Kaari Paaso, head of the harm prevention unit, said: “The Finnish approach is revolutionary. We want to get rid of all tobacco products. Experts agree that the Finnish government is using innovation and creativity to get everyone to kick the habit.”
He can wrap up the approach in fancy words and anonymous plaudits, but it amounts to nothing more than the ‘quit or die’ favoured by anti-vaping campaigners. The government isn’t going to encourage the use of safer products, it’s embracing the absurd precautionary principle which means that public spaces are going to be targeted.

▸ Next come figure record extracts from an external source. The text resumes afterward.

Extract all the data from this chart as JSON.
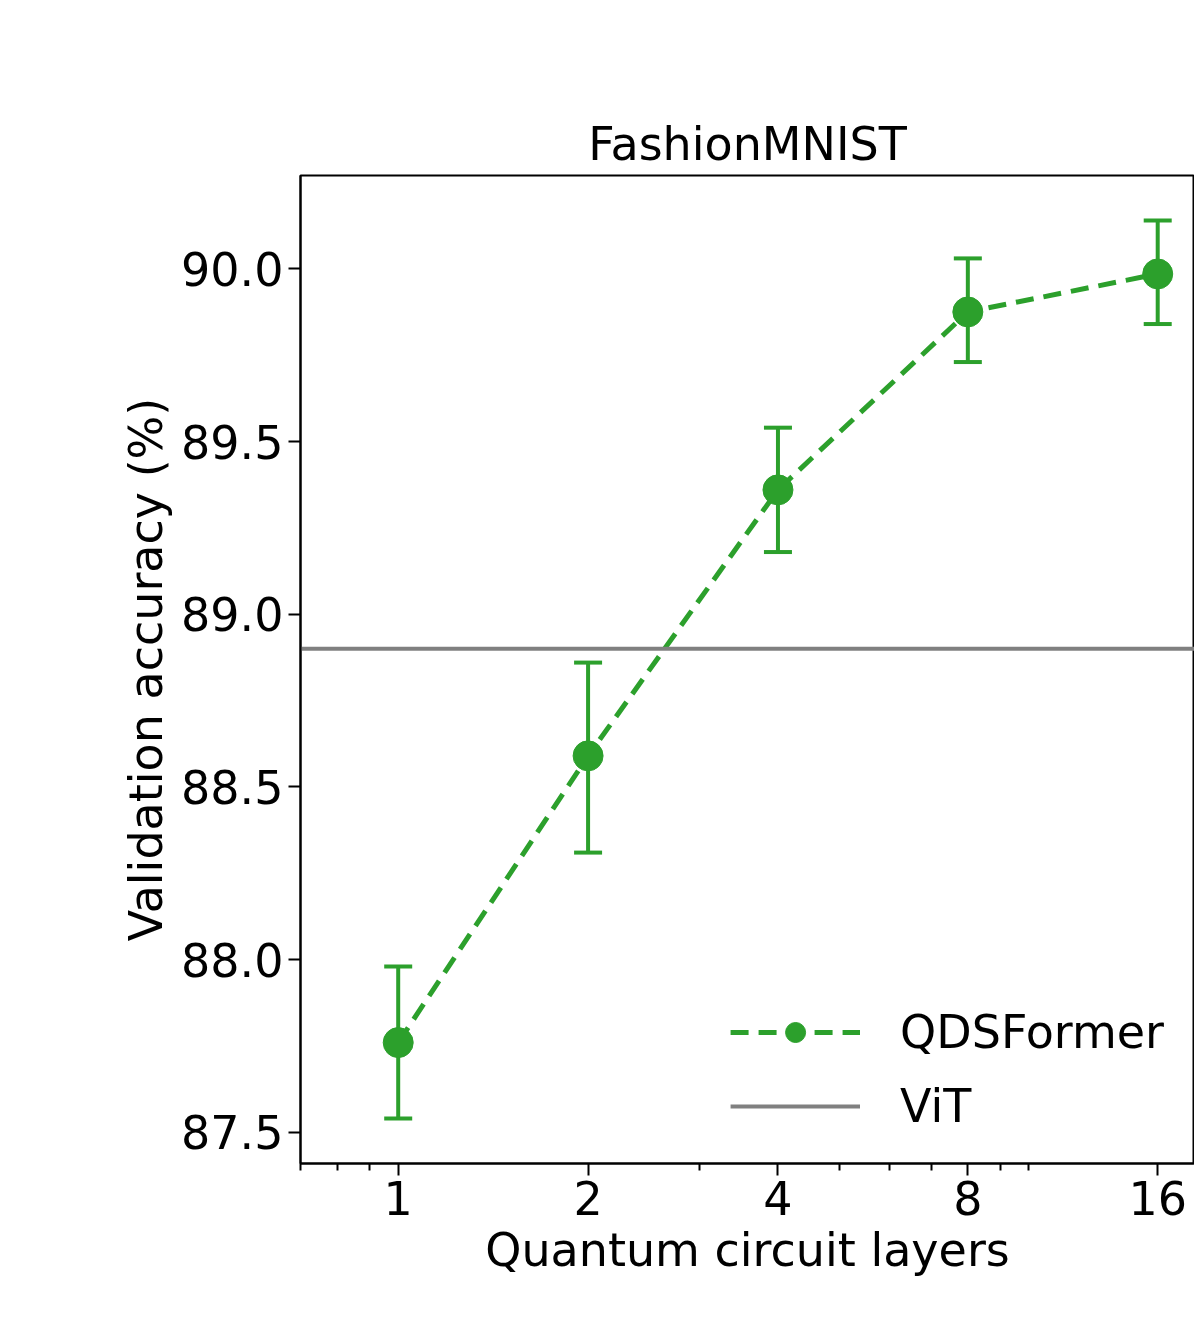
{
  "chart_data": {
    "type": "line",
    "title": "FashionMNIST",
    "xlabel": "Quantum circuit layers",
    "ylabel": "Validation accuracy (%)",
    "x": [
      1,
      2,
      4,
      8,
      16
    ],
    "series": [
      {
        "name": "QDSFormer",
        "color": "#2ca02c",
        "values": [
          87.76,
          88.59,
          89.36,
          89.875,
          89.985
        ],
        "errors": [
          [
            87.54,
            87.98
          ],
          [
            88.31,
            88.86
          ],
          [
            89.18,
            89.54
          ],
          [
            89.73,
            90.03
          ],
          [
            89.84,
            90.14
          ]
        ]
      }
    ],
    "ref_lines": [
      {
        "axis": "y",
        "value": 88.9,
        "label": "ViT",
        "color": "#808080",
        "line_style": "solid"
      }
    ],
    "log": "x",
    "xlim": [
      0.7,
      18.3
    ],
    "xticks": [
      1,
      2,
      4,
      8,
      16
    ],
    "ylim": [
      87.41,
      90.27
    ],
    "yticks": [
      {
        "value": 87.5,
        "label": "87.5"
      },
      {
        "value": 88.0,
        "label": "88.0"
      },
      {
        "value": 88.5,
        "label": "88.5"
      },
      {
        "value": 89.0,
        "label": "89.0"
      },
      {
        "value": 89.5,
        "label": "89.5"
      },
      {
        "value": 90.0,
        "label": "90.0"
      }
    ],
    "grid": false,
    "legend": "bottom right",
    "marker": "circle",
    "line_style": "dashed"
  }
}
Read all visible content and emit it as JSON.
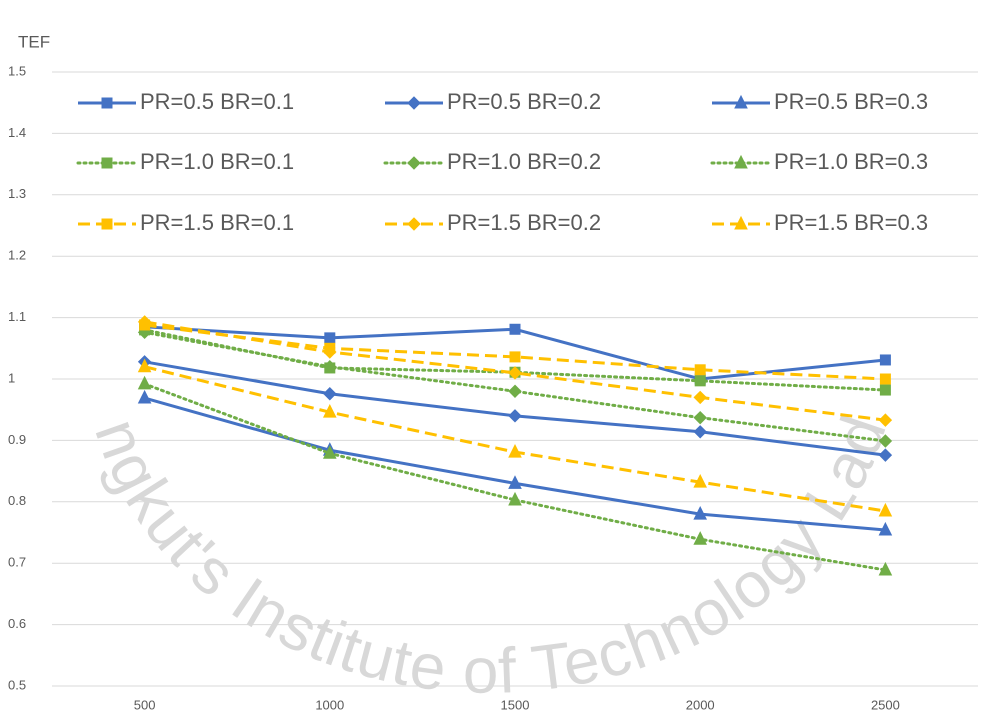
{
  "chart_data": {
    "type": "line",
    "y_label": "TEF",
    "watermark": "King Mongkut's Institute of Technology Ladkrabang",
    "categories": [
      "500",
      "1000",
      "1500",
      "2000",
      "2500"
    ],
    "ylim": [
      0.5,
      1.5
    ],
    "yticks": [
      0.5,
      0.6,
      0.7,
      0.8,
      0.9,
      1,
      1.1,
      1.2,
      1.3,
      1.4,
      1.5
    ],
    "grid": true,
    "legend": "top",
    "series": [
      {
        "name": "PR=0.5 BR=0.1",
        "color": "#4472c4",
        "dash": "solid",
        "marker": "square",
        "values": [
          1.085,
          1.067,
          1.081,
          1.0,
          1.031
        ]
      },
      {
        "name": "PR=0.5 BR=0.2",
        "color": "#4472c4",
        "dash": "solid",
        "marker": "diamond",
        "values": [
          1.028,
          0.976,
          0.94,
          0.914,
          0.876
        ]
      },
      {
        "name": "PR=0.5 BR=0.3",
        "color": "#4472c4",
        "dash": "solid",
        "marker": "triangle",
        "values": [
          0.969,
          0.884,
          0.83,
          0.78,
          0.754
        ]
      },
      {
        "name": "PR=1.0 BR=0.1",
        "color": "#70ad47",
        "dash": "dotted",
        "marker": "square",
        "values": [
          1.08,
          1.018,
          1.011,
          0.997,
          0.982
        ]
      },
      {
        "name": "PR=1.0 BR=0.2",
        "color": "#70ad47",
        "dash": "dotted",
        "marker": "diamond",
        "values": [
          1.076,
          1.02,
          0.98,
          0.937,
          0.899
        ]
      },
      {
        "name": "PR=1.0 BR=0.3",
        "color": "#70ad47",
        "dash": "dotted",
        "marker": "triangle",
        "values": [
          0.992,
          0.879,
          0.803,
          0.739,
          0.689
        ]
      },
      {
        "name": "PR=1.5 BR=0.1",
        "color": "#ffc000",
        "dash": "dashed",
        "marker": "square",
        "values": [
          1.088,
          1.05,
          1.036,
          1.015,
          1.0
        ]
      },
      {
        "name": "PR=1.5 BR=0.2",
        "color": "#ffc000",
        "dash": "dashed",
        "marker": "diamond",
        "values": [
          1.093,
          1.044,
          1.01,
          0.97,
          0.933
        ]
      },
      {
        "name": "PR=1.5 BR=0.3",
        "color": "#ffc000",
        "dash": "dashed",
        "marker": "triangle",
        "values": [
          1.02,
          0.946,
          0.881,
          0.832,
          0.785
        ]
      }
    ]
  }
}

“We don't want to fall into the trap of other policies that have less harmful products. We want to phase out all products,” says Paaso, not going into depth to explain what traps exist in the embracing of harm reduction policies.
One of the immediate changes has been felt as of the start of the year – a tax of €0.30/ml has been applied to nicotine and nic-free eliquids. That’s an extra €3 (£2.50) on every 10ml bottle.
Vaughan Rees, a director at Harvard’s school of public health, mentions: “The evidence suggests increasing pricing is the single most effective way to reduce demand. In states where we see the highest tax rates, we see the lowest prevalence.”
The government has also banned the variety of juice flavours available for sale in the nation’s vape stores, restricting choice to just “tobacco”, as part of the new tobacco act. Matters worsen further for the 50,000 Finnish vapers, cross-border sales are set to be banned this summer as the government adopts those options within the Tobacco Products Directive that enable it to impose a harsh regime.
Paaso adds: “E-cigarettes are sold in normal shops, but we have strict rules. They cannot have any distinctive taste. Our approach is this basic idea to phase out all nicotine products.”
Also, as Paaso points out, vape stores have been hit with a hefty one-off licensing fee and ongoing annual fees based on the number of checkouts it operates: “There's quite a high fee to license it and to sell it. This has resulted in criticism from small shop owners and big stores.”
In a snapshot, it is possible to see exactly how much worse it could have been in the UK had parliament adopted a harsher version of the TPD.